On the album’s debut single, “Growing Pains,” Cara (this year’s Best New Artist Grammy winner) struggles ostensibly with growing up and all the attendant, anguished self-awareness (“I cry / more than I want to admit but I can't lie / to myself, to anyone / cause phoning it in isn’t any fun”). On “7 Days,” Cara offers an update to the infamous “What If God Were One of Us” examining the idea that God has turned his back on everyone, blaming Instagram fame and television for humanity’s undoing. Life on tour (and reruns of Friends) make up “Wherever I Live,” while disillusionment with an unclear cause is the focus of “All We Know.” And there is a breakup; the toxic relationship looms large over every other song on the album, including “Trust My Lonely.”
There’s a lot of pain to explore here, along with some growth for Cara, who wrote all the lyrics on this album herself. At times, this leads her to something extraordinary, like “Out of Love,” where Cara examines the push and pull in relationships with piano balladry reminiscent of Alicia Keys. Less successful is the silly pop fluff of “Nintendo Game,” where she contextualizes a relationship as a showdown. Overall, the album follows an upbeat pop sound that belies the bleak themes it explores.
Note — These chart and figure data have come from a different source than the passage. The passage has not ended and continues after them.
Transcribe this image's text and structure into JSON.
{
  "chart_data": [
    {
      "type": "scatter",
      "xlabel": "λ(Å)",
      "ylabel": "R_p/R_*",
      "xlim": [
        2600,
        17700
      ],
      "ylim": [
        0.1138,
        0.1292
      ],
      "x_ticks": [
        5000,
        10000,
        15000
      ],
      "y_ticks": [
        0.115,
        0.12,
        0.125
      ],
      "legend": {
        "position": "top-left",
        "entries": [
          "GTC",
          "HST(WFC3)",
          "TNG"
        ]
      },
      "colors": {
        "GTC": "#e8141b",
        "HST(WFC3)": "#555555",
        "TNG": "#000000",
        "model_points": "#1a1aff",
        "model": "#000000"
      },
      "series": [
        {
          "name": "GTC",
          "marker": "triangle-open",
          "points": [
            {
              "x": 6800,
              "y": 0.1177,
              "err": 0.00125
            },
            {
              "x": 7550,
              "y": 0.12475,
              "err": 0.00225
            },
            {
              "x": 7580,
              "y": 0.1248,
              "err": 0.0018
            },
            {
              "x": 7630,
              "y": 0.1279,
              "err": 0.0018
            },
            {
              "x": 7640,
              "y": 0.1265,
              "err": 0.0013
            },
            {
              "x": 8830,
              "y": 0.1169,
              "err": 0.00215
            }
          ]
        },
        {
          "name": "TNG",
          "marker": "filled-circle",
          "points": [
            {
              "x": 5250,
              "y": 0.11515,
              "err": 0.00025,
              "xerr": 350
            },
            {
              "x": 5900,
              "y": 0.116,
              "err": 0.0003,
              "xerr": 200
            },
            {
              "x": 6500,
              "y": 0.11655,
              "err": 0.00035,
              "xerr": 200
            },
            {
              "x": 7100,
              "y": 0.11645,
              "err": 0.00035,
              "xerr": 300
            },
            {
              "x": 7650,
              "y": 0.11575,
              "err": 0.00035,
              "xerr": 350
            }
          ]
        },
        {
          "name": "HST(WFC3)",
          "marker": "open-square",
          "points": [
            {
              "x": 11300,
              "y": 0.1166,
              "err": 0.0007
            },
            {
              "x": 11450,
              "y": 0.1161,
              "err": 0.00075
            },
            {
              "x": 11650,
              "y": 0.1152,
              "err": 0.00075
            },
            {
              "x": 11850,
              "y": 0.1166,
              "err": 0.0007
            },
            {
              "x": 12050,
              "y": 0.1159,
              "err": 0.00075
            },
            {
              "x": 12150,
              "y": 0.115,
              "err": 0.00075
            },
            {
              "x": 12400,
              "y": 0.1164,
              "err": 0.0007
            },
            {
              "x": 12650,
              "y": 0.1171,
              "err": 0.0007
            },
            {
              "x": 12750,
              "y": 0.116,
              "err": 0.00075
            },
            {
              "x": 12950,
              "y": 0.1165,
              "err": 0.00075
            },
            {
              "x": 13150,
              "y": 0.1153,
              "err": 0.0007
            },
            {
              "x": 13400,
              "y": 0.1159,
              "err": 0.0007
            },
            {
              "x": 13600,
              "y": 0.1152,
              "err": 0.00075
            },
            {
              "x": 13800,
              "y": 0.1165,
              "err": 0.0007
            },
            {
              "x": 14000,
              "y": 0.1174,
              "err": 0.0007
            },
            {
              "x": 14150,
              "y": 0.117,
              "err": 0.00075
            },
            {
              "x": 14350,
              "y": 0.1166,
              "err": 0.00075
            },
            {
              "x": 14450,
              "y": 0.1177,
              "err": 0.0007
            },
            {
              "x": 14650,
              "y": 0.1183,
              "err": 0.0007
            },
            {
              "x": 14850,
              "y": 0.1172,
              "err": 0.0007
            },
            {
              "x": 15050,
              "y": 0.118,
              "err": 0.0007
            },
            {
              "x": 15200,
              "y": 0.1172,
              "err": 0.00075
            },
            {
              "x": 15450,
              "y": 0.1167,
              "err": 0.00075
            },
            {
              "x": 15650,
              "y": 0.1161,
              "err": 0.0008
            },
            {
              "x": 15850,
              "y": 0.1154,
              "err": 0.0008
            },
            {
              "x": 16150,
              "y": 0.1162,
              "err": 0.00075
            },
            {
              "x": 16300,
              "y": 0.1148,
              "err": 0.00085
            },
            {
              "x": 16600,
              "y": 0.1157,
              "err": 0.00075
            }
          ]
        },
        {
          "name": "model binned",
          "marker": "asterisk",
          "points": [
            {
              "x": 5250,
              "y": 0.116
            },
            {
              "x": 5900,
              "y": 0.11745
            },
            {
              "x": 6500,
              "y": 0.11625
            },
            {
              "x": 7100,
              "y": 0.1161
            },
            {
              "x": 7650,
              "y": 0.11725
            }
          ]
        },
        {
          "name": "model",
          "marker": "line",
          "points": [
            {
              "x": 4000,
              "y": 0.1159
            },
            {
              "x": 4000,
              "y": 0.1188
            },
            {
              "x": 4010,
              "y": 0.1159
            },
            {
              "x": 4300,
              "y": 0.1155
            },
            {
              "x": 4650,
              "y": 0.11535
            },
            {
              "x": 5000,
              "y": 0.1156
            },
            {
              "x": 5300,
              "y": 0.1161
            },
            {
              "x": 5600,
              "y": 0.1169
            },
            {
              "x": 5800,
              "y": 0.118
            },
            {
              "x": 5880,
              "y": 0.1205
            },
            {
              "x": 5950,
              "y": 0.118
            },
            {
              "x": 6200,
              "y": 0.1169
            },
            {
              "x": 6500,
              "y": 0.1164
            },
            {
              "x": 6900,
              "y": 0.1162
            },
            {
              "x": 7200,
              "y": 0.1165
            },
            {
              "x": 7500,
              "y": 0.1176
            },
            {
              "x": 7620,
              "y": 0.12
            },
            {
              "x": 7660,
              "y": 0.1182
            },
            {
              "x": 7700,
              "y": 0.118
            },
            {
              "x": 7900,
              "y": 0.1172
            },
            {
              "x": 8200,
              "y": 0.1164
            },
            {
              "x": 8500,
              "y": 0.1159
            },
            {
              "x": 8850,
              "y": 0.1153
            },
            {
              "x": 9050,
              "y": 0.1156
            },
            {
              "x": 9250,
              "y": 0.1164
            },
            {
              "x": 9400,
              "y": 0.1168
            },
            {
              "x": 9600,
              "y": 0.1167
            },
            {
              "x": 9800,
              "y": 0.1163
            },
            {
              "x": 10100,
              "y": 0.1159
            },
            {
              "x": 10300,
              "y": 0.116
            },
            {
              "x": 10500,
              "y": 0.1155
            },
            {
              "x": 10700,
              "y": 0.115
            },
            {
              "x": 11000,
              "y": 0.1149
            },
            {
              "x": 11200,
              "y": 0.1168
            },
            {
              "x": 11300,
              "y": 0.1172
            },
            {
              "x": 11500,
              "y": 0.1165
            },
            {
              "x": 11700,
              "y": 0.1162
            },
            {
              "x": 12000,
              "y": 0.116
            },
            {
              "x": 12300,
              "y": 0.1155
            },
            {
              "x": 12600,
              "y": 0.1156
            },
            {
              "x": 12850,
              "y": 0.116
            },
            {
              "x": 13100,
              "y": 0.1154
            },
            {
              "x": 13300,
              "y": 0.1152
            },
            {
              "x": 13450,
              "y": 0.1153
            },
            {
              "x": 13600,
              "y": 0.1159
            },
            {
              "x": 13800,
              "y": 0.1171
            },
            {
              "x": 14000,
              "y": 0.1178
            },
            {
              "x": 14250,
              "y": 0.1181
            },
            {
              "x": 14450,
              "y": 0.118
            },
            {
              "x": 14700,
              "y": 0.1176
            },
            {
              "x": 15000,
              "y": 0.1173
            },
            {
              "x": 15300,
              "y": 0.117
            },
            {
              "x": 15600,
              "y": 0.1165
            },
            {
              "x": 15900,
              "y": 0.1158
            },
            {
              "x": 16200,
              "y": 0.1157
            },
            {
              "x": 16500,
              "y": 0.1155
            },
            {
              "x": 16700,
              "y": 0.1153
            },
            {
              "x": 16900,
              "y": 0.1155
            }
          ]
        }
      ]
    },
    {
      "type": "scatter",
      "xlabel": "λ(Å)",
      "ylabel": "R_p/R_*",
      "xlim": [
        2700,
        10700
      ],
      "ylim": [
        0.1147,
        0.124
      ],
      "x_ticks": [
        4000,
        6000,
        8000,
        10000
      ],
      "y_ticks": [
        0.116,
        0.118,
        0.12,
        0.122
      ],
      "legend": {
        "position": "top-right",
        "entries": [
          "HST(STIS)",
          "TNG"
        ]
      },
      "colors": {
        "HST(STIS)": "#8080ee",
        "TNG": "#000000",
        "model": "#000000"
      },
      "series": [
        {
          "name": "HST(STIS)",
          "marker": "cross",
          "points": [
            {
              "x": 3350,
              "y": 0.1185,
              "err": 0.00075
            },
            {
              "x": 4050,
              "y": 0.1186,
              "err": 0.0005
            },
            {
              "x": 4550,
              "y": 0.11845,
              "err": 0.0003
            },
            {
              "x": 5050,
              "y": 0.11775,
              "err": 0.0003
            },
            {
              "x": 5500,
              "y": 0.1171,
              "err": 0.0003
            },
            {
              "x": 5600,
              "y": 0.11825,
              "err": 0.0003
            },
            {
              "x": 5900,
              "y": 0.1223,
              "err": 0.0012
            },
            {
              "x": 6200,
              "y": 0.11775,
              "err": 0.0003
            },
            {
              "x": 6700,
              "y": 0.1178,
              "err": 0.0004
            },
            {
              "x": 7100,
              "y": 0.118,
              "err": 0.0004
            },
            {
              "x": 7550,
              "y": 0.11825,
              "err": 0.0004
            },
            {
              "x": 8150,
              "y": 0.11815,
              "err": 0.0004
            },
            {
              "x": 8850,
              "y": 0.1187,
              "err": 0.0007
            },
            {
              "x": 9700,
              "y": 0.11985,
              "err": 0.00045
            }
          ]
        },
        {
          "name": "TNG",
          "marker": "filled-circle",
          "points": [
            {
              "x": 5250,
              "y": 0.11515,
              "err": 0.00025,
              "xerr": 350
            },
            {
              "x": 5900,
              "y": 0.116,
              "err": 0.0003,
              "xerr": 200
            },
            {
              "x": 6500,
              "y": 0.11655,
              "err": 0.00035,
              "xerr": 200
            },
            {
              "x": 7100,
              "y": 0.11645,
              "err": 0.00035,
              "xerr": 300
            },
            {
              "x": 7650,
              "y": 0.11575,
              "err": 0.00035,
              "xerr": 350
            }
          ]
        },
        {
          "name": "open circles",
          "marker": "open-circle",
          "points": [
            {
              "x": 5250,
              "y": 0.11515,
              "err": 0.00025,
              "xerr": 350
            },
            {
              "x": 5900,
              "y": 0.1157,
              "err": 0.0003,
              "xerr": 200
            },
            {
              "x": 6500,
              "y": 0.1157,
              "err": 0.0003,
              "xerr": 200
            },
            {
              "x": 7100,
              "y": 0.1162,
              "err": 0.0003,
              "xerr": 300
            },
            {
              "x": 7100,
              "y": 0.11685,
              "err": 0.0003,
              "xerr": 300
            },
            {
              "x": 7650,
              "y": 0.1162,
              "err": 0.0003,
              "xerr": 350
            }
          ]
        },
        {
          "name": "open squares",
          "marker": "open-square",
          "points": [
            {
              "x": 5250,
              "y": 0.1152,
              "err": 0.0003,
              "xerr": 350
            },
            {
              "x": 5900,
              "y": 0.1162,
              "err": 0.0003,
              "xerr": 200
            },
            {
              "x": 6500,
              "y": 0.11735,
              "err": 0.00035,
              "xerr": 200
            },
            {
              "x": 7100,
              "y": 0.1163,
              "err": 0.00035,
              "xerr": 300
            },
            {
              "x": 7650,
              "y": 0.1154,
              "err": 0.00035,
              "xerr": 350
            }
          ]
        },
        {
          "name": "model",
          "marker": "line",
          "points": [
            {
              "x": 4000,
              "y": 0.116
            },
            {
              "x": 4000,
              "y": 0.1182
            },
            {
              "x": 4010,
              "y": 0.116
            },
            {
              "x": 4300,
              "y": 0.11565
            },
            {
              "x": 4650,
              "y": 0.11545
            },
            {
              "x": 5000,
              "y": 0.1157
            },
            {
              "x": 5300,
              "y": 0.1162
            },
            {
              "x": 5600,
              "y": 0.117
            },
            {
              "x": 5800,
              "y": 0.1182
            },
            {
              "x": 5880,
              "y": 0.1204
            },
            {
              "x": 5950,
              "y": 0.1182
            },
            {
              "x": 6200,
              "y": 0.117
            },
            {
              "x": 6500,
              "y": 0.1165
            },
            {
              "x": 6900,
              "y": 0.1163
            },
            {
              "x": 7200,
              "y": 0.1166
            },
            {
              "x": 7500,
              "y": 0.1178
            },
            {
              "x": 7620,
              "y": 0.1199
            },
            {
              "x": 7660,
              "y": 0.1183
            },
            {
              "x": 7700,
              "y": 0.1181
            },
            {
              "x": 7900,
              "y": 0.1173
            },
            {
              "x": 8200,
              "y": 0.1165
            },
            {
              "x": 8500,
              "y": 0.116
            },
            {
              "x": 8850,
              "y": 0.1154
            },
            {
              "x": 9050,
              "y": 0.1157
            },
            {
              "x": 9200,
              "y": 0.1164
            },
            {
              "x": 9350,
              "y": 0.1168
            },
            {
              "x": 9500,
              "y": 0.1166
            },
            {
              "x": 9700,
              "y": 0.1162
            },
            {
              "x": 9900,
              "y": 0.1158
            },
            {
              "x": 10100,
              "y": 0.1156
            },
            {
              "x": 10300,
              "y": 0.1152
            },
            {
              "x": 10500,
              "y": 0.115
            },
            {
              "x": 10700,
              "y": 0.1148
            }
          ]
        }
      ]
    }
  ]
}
This doesn’t always work. While Cara is brave to bare her soul with such rawness– and it feels like a genuine attempt to connect with listeners – she encounters some trouble communicating musically. The evolution is necessary for every artist, and Cara’s early teenaged success has granted her a measure of freedom to explore. Now that she’s ventured even further out emotionally, the next phase would seem to be stepping further out into the world of more experimental music production.